Which was a leading cause of a production slump from 1941 to around 1942. Moving production to the Urals was better than losing it completely, but it was hardly desireable. Short term it could lower operational tempos due to shortages of spare parts for vehicles.

starman2003 wrote:Well, if the soviet air force were similarly moved out of initial reach of the Luftwaffe, as I said, it could've done much more to slow down German mobile units and hamper logistics. Which would've given soviet ground forces more time.

Soviet airpower was never exactly stellar at ground attacks, particularly the sort of tactical strikes needed for the operations your suggesting. I think it is also worth remembering the German divisions had decent ground based (and often mobile) AA weaponry. Since the Soviets didn't have a large body of dedicated ground attack plans (like the Il-2, of which only 249 existed prior to Barbarossa) in 1941 that AA is probably going to be particularly effective.
#14309703
Smilin' Dave wrote:Soviet airpower was never exactly stellar at ground attacks, particularly the sort of tactical strikes needed for the operations your suggesting. I think it is also worth remembering the German divisions had decent ground based (and often mobile) AA weaponry. Since the Soviets didn't have a large body of dedicated ground attack plans (like the Il-2, of which only 249 existed prior to Barbarossa) in 1941 that AA is probably going to be particularly effective.


Shirer quoted a German as saying "At several stages in the advance, my panzers were handicapped by lack of cover overhead." And that despite the initial clobbering of the soviet air force. With hundreds more planes the effect would've been more pronounced.
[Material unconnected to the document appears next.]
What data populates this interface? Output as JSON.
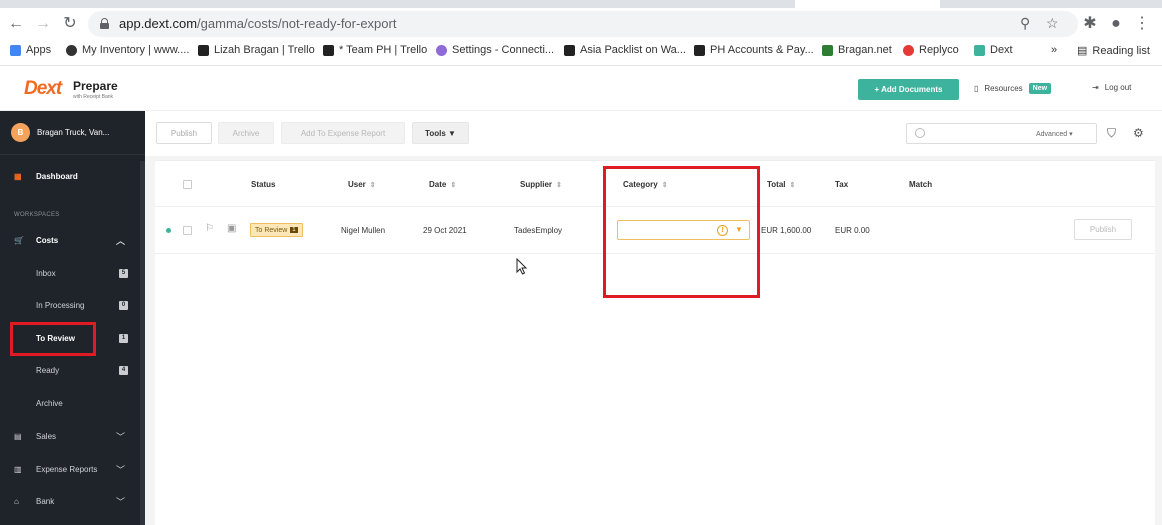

Btw as Pollack mentioned in a different context (the arab-Israel wars) it wasn't necessary for planes to actually inflict damage to have an effect. Just forcing troops to disperse and head for cover can slow them down considerably. And that could've given soviet defenders more time to deploy (or reposition) to meet the spearheads.
#14309709
fuser wrote:Pavlov House. It was the most famous one, various buildings can be fortified with barb wires, machine gun nests etc.

Pavlov house was one building which had actually been partially destroyed in the bombardment. Barbed wire and gun nests aren't very effective obstacles for armoured columns and advancing infantry, crumbling buildings and roads blocked with debris and craters are.
fuser wrote:Tanks aren't suitable for urban warfare anywhere specially during that era, a city being rubble or not doesn't change the fact. Precisely because city can provide ample of hiding space for anti tank infantry to take a shot at close range and restriction on movement of tanks because of various obstacles in the form of standing buildings.
That is like warfare 101.

When used in concert with infantry tanks were the ultimate urban weapon and Germany adopted this doctrine when fighting urban warfare throughout WW2, especially during early WW2 as at this time hand-held anti tank weapons were still only in their infancy.
fuser wrote:Beside Soviets had tanks too and they were useless too.

Yeah they were useless for the same reason the German tanks were, because the German army had turned Stalingrad into a concrete quagmire with their preliminary bombardment.
fuser wrote:Generally large tank formations avoid capturing a city, that task is left for Infantry and that was true in ww2 too. The only time Germans tried to storm a major city with Tanks was Warsaw and it wasn't a pretty result with more tanks destroyed in that single operation than entire polish campaign.

It is no surprise that the battle for Warsaw, Poland's capital would be the most intense. The Germans used both tanks and infantry together in urban combat. The Germans needed to take Stalingrad fast before the winter set in, this task was made almost impossible by the maze of rubble and craters that Stalingrad was, also when the winter did come the ruins left the Germans exposed to the elements.